There are things one learns after 153 days watching the Legislature.
Well, technically not 153 days of watching, because there were big stretches of time in the 105-day regular session, the 30-day first special session and the 18-day second special session that there really was no Legislature to watch. Most of the honorables were gone home and the few leaders and budget negotiators were squirreled away from the prying eyes of the public. But even when they are gone, there were lessons to be learned. Such as:
It may be good to shake things up, but it's not necessarily efficient. When a coalition of Republicans and two Democrats wrested control of the Senate late last year, things obviously were going to be different from the past several years when Democrats controlled both houses and the governor’s office. Those differences were among the main reasons things took so long. It might be helpful to change the rules so that whichever party runs the show in each chamber in an odd-numbered year, which is when the main budget is written, the other party gets control in the short session of even-numbered year. The actual majorities would still control what comes out of committees and passes, but both sides would get regular practice at running things.
Help can come from unexpected places. Negotiations over the $33.6 billion operating budget reportedly improved after House Republicans – who are the Legislature’s enduring minority, sort of like the statehouse version of the Chicago Cubs – got involved. House Republican Leader Dan Kristiansen was described by several as an honest broker in the offers that went back and forth, and Rep. Gary Alexander, their longtime budget maven, was good with details.
Predictions about how long the Legislature will go are always wrong. Back in January, Senate leaders derided any suggestion that they would need more than the regular 105 days to get things done, a position they maintained until about the 101st day even though there was no agreement on a budget, and a budget takes several days to print, reconcile and pass. They were going to do the people’s business and go home on time. When the first special session started, House Democrats were the ones clamoring to hurry up, while the Senate majority said they’d stay as long as it took. In the last two weeks, Senate Majority Leader Rodney Tom and Gov. Jay Inslee both made predictions about how soon a budget deal could be completed and the second special session over.
A slavish devotion to consistency is . . . not a prerequisite for a legislator. Republicans of both houses are leery of the Affordable Care Act, better known as Obamacare. The state’s two-year operating budget relies on the expansion of Medicaid, via Obamacare, for about $300 million and a group of Senate Republicans tried Friday afternoon to cut that provision out of the bill, with well-rehearsed talking points in hand. That effort failed, but the 16 GOP senators who voted for the amendment to cut Obamacare out of the budget had voted for a Republican budget just a few weeks earlier that had that money in it. The reason: They couldn’t make the budget balance without it.

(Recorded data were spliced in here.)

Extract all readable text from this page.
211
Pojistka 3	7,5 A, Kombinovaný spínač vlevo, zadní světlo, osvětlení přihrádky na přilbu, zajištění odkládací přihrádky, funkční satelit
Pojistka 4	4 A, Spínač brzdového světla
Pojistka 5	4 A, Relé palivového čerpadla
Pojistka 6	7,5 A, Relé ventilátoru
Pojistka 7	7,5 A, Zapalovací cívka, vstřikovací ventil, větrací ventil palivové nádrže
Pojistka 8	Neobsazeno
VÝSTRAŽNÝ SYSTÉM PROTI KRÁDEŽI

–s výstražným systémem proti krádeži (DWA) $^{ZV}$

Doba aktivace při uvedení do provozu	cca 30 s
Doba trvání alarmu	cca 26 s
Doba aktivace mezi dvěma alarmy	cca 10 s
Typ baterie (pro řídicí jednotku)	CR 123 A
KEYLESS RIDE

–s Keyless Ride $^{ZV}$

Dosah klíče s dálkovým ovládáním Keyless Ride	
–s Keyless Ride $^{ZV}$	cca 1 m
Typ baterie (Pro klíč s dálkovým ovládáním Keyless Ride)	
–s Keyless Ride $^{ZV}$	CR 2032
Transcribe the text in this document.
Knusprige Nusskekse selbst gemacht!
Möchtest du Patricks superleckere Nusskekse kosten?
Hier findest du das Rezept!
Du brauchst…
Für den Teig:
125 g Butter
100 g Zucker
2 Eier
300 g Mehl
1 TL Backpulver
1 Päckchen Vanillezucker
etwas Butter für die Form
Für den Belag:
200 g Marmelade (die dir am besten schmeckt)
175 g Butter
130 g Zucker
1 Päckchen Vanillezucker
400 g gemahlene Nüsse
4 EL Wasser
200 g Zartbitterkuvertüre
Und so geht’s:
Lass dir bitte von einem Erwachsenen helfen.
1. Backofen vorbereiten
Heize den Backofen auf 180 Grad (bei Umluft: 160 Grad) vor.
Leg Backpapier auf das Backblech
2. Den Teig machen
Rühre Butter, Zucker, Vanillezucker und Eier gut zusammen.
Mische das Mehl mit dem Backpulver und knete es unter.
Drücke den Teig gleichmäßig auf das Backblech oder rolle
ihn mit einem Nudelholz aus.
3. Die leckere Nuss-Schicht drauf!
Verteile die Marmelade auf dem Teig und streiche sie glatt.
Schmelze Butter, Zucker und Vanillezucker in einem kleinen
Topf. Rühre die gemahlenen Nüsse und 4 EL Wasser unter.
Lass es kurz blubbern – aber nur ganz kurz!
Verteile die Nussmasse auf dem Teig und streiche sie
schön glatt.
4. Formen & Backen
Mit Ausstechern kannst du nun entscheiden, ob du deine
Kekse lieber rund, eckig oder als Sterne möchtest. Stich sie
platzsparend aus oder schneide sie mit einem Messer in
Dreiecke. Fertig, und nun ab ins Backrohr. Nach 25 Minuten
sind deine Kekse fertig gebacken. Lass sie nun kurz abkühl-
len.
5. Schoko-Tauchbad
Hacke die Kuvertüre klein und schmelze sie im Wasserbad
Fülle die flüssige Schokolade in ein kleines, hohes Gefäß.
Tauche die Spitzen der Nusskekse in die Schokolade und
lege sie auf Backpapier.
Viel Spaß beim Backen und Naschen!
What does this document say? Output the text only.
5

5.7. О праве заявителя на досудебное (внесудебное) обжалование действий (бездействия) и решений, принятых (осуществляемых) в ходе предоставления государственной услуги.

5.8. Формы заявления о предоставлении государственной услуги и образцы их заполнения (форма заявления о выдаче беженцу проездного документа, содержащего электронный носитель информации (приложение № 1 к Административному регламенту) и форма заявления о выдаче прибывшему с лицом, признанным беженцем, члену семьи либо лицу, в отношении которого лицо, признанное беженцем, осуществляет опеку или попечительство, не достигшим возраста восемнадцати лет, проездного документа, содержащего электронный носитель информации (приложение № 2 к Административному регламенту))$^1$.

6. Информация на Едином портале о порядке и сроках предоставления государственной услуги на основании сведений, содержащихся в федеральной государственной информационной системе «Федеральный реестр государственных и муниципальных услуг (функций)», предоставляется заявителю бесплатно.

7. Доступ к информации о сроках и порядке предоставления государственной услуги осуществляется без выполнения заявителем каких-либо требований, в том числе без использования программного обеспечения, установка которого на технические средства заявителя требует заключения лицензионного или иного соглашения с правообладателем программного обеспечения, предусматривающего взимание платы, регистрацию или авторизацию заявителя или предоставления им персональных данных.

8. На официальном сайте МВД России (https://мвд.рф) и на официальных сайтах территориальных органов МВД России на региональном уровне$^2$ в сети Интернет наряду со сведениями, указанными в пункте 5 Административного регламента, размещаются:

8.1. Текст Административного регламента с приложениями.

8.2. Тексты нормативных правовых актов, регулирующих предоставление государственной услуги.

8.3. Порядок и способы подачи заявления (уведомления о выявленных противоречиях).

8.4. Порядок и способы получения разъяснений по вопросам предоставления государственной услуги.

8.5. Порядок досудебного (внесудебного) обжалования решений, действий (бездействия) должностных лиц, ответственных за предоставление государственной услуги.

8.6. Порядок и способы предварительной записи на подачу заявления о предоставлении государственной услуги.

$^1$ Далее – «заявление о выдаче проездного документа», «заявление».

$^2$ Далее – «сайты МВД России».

A tax hike is always a tax hike. Why isn’t a tax cut always a tax cut? Any reduction or elimination of a tax hike – some prefer to call them loophole – was derided as a tax increase even though the benefiting entity has been getting a break on taxes for some period of time. OK, but when the temporary taxes come off many service businesses and national beers, is anybody going to celebrate a tax cut? Sen. Andy Billig pointed out that the people who were the loudest defenders of tax preferences never acknowledged that some businesses and beer drinkers were getting a tax cut. (And don’t be surprised if the price of your favorite six-pack doesn’t change.)
The Legislature giveth and the Legislature taketh away. Especially where booze is concerned. In the same session that opened up more places to get a drink – theaters, grocery stores, farmers’ markets – cracked down on drunk driving. There were a few comments about the irony of this, but . . .
Irony is a byproduct of the legislative process. Everyone likes to make jokes that compare the making of legislation and sausage. On Friday there was an amendment to a list of tax exemptions about…sausage. It involves churches holding events like pancake feeds or sausage festivals to raise money. It didn’t pass, so that’s about all most people need to know about it, but the way the “sausage amendment” got added to the bill at the end of a morning committee meeting, then amended on the Senate floor, then pulled from the bill because folks in the House said “we never agreed to any sausage amendment” was the epitome of the old adage.